If you’re male and straight, why not enjoy some Ohmiya action and wonder what it’d be like to be locked in Nino’s sexual powerhouse grip? If you’re liking GP Basic or Ebichuu, what’s wrong in indulging in a Nabokovesque daydream if that’s where your fancy takes you? The important part is remembering it’s a fantasy space, it’s all part of an imaginative exercise – idols aren’t real relationships, they’re pararelationships, and what we think of idols is a simulacra of how we can relate to real people, how we can deal with real emotional ties.

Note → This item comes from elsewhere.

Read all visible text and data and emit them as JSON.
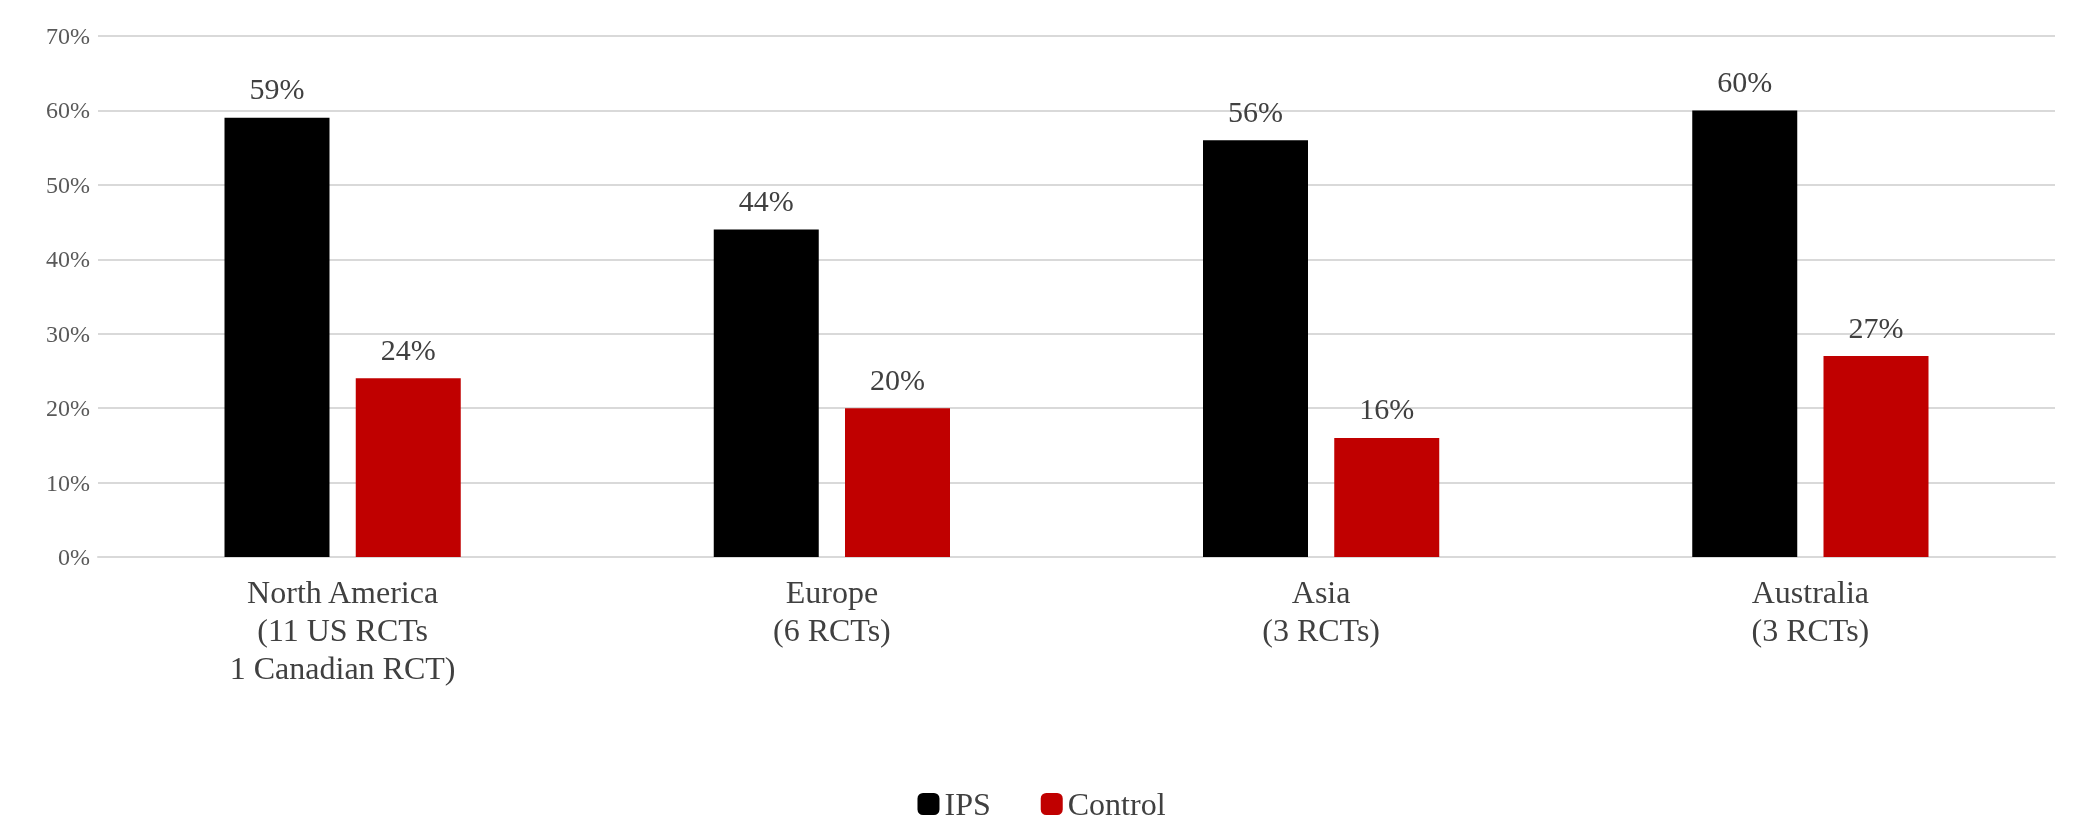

It’s just like falling in love, but with the safety net of being strictly on-the-screen and in-your-head. That’s an important limitation – and if we find ourselves thinking beyond that limit, to think liking Junnosuke of KAT-TUN may mean I would want a blonde Japanese boy in real life… Well, maybe one has stumbled on a greater truth than first suspected, and one has to tread so much more carefully if that’s the case. Yes, self-discovery can be ushered in by idols and idol love, but the step into everyday realities means lust and caution must go hand-in-hand. And while I don’t think it’s unheard of, I’m willing to bet that if you’re already agonizing over whether or not you’re queer just because a KAT-TUN video gives you a hard-on, then idols probably aren’t the first time this dilemma came up, so to speak.
So get your freak on, heed Amuro Namie’s words to “Want Me, Want Me”, and have fun with what’s out there! Just remember to check your head once in a while, or you’ll end up in front of a judge going, “I swear to God I thought that goat was over eighteen.”